Wednesbury Principle also known as the principle of reasonableness draws its origin from the Associated Provincial Picture Houses Ltd v Wednesbury Corporation (1948) 1 KB 223 a case before the United Kingdom Court of Appeal, it was held “that if the decision of competent matter is so unreasonable that no reasonable authority could ever come to it, then the courts can interfere.” The Wednesbury Principle refers to a standard of unreasonableness used in assessing the application for judicial review of a public authority’s decision.

Wednesbury Rule of arbitrariness and unreasonableness are often interpreted by the courts in a manner that when the “Court finds that the punishment imposed by the disciplinary authority is shockingly disproportionate to the gravity of misconduct established against the delinquent employee. “Lord Diplock in Civil Services Union v. Minister of Civil Service remarked that a decision will be struck down based on Wednesbury principles when so” outrageous in its defiance of logic or of accepted moral standards that no sensible person who had applied his mind to the question to be decided could have arrived at it.
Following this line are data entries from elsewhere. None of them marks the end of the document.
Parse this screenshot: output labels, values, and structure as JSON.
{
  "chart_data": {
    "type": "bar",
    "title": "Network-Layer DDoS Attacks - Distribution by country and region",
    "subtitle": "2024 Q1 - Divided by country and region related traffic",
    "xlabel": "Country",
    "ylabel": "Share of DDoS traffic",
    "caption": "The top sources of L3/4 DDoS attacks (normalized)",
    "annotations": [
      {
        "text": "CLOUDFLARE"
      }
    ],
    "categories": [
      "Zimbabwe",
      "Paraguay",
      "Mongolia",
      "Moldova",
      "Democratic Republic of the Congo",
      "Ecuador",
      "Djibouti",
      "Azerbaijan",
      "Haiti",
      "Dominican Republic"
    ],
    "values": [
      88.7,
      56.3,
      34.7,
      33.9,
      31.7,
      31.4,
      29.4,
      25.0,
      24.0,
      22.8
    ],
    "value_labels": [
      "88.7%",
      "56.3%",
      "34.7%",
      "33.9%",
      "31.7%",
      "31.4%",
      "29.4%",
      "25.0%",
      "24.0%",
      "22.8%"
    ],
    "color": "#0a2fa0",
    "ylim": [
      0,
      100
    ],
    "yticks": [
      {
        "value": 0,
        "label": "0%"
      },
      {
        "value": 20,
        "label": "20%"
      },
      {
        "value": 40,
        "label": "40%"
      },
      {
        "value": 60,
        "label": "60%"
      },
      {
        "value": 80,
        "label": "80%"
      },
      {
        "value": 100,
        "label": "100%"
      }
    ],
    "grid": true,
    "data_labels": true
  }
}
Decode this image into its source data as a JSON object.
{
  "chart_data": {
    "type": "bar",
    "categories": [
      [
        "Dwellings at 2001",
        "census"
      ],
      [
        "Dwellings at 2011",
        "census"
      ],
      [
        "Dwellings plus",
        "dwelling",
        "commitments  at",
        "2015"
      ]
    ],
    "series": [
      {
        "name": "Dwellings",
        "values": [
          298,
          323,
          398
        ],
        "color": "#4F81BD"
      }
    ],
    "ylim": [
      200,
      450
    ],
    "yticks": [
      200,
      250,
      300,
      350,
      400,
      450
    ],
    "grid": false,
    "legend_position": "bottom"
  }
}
The doctrine of proportionality though derives its roots from the Wednesbury Principle still is divergent from and a step ahead of the Wednesbury Principle.

Sir John Laws has described ‘proportionality’ as a principle where the court is concerned with the way in which the decision maker has ordered his priority.

The doctrine of Proportionality perpetrates that there must be a reasonable nexus between the desired result and the measures taken to reach that goal. The action taken must not be shockingly disproportionate to the consciousness of the court and the said action can then be challenged by way of judicial review.